Chapter 3, Problem 3.24P

Interpretation Introduction

Interpretation:

It is to determine heat loss from the tank of volume $\text{0}\text{.1}{\text{m}}^{\text{3}}$ contains air at ${\text{25}}^{\text{o}}\text{C}$ and $\text{101}\text{.33}\text{kPa}$ to the compressed air line connected to tank, supplies air at constant conditions of ${\text{45}}^{\text{o}}\text{C}$ and $\text{1500}\text{kPa}$ as a result of crack of valve in gas line so that air flows slowly from air line to the tank until both the pressure will be same keeping tank temperature constant at ${\text{25}}^{\text{o}}\text{C}$ .

Concept Introduction:

To solve the problem, it is needed to find a relation which relates heat transfer of the tank to quantity of air supplies to it and its temperaturechange. Hence,

  $n_1=\frac{P_1{V}^t}{RT}$

And

  $n_2=\frac{P_2{V}^t}{RT}$

Where $V^t$ is the total volume of the tank, $n_1$ and $n_2$ are the number of moles at different pressure and T is constant temperature.
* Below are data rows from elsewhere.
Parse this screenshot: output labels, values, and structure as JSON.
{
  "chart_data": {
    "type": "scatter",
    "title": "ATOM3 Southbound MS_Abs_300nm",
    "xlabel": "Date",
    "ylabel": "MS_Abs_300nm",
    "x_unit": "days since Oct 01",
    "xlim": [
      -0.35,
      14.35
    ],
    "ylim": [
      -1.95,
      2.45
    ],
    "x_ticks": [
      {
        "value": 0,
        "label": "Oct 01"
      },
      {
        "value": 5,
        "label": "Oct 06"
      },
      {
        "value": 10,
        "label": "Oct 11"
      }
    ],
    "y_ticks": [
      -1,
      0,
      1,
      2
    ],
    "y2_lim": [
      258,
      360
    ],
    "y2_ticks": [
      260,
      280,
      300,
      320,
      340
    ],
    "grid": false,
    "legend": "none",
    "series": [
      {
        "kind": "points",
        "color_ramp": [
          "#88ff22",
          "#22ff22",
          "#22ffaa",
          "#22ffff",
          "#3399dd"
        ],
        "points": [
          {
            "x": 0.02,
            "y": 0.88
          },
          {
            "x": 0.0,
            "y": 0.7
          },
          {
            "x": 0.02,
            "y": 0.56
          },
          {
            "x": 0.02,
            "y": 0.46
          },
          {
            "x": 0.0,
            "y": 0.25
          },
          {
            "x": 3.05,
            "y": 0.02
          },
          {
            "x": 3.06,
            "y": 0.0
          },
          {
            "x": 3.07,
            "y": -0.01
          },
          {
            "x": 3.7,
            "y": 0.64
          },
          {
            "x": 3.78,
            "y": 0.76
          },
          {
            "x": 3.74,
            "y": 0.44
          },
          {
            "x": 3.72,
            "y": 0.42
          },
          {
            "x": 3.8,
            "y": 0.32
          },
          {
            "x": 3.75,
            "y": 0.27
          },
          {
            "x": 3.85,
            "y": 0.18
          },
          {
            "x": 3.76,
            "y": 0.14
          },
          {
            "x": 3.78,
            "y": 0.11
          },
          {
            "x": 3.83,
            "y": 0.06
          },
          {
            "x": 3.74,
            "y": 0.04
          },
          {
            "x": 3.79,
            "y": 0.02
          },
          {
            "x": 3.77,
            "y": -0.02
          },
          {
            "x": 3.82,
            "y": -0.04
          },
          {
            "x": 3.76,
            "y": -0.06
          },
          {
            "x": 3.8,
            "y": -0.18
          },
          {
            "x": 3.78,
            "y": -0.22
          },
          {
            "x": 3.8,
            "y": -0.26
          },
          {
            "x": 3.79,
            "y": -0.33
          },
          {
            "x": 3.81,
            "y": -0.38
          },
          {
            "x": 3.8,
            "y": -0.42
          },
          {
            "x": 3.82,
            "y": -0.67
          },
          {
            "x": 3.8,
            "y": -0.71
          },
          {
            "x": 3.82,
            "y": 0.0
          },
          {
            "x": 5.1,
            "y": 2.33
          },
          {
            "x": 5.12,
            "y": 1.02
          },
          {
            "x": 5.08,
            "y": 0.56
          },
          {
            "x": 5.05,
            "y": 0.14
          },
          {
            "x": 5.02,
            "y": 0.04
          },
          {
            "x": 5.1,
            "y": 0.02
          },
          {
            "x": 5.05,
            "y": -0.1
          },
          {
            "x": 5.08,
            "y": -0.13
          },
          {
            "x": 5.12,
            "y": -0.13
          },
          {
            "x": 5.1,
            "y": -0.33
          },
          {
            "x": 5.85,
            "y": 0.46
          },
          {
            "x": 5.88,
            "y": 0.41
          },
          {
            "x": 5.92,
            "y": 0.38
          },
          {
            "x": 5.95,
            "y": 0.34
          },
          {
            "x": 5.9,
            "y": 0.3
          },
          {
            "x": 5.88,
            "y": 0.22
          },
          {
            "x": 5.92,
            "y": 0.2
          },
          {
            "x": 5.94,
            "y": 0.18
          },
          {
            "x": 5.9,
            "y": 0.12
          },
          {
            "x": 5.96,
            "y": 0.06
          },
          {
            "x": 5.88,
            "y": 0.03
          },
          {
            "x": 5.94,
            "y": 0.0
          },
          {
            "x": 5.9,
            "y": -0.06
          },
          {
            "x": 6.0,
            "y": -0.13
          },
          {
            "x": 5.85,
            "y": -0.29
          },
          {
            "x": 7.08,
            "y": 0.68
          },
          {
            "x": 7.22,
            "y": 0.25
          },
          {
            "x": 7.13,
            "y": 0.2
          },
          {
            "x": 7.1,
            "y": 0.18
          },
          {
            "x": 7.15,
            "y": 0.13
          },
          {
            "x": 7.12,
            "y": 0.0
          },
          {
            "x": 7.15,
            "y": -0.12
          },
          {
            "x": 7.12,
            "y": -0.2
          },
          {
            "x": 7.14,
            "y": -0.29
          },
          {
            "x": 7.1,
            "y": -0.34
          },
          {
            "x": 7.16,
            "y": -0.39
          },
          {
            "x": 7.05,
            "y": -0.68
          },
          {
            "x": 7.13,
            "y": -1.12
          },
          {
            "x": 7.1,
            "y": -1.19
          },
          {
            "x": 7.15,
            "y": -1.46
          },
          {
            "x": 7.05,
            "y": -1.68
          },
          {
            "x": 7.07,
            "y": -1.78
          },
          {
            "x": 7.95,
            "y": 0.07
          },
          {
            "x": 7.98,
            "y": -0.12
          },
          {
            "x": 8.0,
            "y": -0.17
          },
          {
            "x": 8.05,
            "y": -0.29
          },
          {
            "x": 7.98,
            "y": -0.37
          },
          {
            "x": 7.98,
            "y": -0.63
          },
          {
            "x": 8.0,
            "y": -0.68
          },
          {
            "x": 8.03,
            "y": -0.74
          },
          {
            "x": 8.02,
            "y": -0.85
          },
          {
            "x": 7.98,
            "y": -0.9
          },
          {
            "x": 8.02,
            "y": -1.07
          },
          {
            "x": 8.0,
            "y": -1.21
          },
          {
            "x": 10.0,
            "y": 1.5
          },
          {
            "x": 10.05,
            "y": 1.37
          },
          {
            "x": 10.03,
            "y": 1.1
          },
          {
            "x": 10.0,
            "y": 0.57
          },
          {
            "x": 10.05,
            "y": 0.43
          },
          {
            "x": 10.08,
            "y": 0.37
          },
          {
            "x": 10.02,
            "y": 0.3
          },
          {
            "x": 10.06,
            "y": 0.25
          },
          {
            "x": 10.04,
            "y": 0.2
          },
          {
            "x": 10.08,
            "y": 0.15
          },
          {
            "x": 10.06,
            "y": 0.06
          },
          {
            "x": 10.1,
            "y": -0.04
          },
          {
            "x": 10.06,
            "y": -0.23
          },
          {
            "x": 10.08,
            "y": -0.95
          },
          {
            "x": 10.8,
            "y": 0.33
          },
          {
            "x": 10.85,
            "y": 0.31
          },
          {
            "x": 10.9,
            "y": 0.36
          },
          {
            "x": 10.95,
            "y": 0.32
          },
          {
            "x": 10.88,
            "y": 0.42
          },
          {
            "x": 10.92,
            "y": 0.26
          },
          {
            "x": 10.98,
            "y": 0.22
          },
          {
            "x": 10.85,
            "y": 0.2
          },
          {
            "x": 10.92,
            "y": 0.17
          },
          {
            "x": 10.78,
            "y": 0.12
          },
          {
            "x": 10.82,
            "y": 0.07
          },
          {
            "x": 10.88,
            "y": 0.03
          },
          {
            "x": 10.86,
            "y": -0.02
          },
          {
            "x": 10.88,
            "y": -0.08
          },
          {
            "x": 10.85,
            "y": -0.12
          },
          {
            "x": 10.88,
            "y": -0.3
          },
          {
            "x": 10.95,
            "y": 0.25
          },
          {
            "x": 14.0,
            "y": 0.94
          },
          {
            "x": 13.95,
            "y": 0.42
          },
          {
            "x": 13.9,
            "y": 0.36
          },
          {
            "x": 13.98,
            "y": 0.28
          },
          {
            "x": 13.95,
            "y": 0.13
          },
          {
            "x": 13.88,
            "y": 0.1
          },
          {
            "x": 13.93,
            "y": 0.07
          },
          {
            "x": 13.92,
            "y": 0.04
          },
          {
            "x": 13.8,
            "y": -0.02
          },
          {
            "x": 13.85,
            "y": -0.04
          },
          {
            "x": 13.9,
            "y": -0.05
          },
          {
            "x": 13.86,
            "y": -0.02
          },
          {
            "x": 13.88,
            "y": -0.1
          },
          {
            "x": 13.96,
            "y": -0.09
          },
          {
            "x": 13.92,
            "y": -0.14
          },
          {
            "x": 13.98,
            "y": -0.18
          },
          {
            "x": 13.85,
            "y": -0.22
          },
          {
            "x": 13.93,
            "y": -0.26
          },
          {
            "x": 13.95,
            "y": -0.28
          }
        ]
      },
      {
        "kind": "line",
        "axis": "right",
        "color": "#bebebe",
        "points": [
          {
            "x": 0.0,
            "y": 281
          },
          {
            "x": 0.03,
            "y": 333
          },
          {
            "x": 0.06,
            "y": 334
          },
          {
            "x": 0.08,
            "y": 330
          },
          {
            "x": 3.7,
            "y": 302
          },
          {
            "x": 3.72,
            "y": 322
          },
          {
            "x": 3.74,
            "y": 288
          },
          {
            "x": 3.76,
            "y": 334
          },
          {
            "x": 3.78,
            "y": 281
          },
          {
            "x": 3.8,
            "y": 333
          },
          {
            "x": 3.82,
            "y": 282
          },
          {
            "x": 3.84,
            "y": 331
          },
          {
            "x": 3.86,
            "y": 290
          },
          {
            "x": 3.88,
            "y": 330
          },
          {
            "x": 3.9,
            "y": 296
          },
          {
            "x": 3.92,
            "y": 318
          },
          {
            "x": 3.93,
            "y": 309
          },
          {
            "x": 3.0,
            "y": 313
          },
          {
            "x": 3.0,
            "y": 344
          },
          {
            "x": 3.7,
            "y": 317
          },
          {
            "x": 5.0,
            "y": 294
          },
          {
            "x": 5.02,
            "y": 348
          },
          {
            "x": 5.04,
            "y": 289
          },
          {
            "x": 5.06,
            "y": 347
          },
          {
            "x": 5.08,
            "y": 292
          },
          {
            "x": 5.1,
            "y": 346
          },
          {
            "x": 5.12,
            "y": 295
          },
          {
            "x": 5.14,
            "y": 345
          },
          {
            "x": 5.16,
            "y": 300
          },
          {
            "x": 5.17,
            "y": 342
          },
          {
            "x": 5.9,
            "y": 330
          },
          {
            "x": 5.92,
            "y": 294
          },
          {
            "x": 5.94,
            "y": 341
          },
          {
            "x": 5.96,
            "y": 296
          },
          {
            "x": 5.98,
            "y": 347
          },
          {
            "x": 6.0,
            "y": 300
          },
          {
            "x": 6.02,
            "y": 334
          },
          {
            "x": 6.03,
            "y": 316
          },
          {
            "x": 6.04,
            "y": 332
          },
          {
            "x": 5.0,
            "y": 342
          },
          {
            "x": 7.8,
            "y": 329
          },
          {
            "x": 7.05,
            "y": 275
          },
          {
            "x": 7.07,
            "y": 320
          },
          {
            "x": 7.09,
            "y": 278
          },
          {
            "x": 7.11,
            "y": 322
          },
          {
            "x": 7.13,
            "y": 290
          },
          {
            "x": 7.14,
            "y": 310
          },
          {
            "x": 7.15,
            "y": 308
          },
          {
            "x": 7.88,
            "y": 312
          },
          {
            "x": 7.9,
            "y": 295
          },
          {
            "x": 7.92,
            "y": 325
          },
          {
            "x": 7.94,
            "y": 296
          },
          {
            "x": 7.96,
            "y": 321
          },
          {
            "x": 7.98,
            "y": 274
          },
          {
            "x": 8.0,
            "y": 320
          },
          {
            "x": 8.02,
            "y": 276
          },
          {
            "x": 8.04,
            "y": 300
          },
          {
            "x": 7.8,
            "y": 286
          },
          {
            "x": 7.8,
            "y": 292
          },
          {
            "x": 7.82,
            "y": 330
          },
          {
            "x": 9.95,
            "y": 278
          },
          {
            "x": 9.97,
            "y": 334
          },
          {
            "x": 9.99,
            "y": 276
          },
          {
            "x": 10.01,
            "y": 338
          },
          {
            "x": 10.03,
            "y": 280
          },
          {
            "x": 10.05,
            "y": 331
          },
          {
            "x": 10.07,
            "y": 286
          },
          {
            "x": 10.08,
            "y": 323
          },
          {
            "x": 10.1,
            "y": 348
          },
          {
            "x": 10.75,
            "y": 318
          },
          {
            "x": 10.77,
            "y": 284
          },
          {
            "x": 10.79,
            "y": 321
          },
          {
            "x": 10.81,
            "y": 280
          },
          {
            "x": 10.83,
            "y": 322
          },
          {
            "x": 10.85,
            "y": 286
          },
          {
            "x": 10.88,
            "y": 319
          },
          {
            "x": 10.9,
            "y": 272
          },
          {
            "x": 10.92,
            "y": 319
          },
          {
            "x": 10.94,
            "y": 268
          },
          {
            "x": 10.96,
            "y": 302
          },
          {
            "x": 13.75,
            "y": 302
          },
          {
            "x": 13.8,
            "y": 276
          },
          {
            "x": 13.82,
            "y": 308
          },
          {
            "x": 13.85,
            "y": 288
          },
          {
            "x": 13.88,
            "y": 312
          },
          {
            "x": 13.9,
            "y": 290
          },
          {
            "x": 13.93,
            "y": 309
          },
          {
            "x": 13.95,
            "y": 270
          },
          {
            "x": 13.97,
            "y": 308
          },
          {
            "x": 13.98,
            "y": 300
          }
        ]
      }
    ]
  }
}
So, the quantity of air supplies to tank is

  $n^{\text{'}}=n_2-n_1=\frac{(P_2-P_1)V^t}{RT}$.....(1)

For non adiabatic, no shaft work steady state neglecting kinetic and potential terms, the resultant energy balance shall be

  $\stackrel{•}{Q}=-n^{\text{'}}{H}^{\text{'}}+\frac{d(nU)}{dt}$

Multiplying by $dt$ and integrating with respect to time implies

  $\begin{array}{l}Q=n_2{U}_2-n_1{U}_1-n^{\text{'}}{H}^{\text{'}}\\ Q=n_2(U_2-H^{\text{'}})-n_1(U_1-H^{\text{'}})\\ Q=n_2(H_2-RT-H^{\text{'}})-n_1(H_1-RT-H^{\text{'}})\\ Q=n_2(C_P(T-T^{\text{'}})-RT)-n_1(C_P(T-T^{\text{'}})-RT)\end{array}$

Hence

  $Q=n^{\text{'}}(C_P(T-T^{\text{'}})-RT)$.....(2)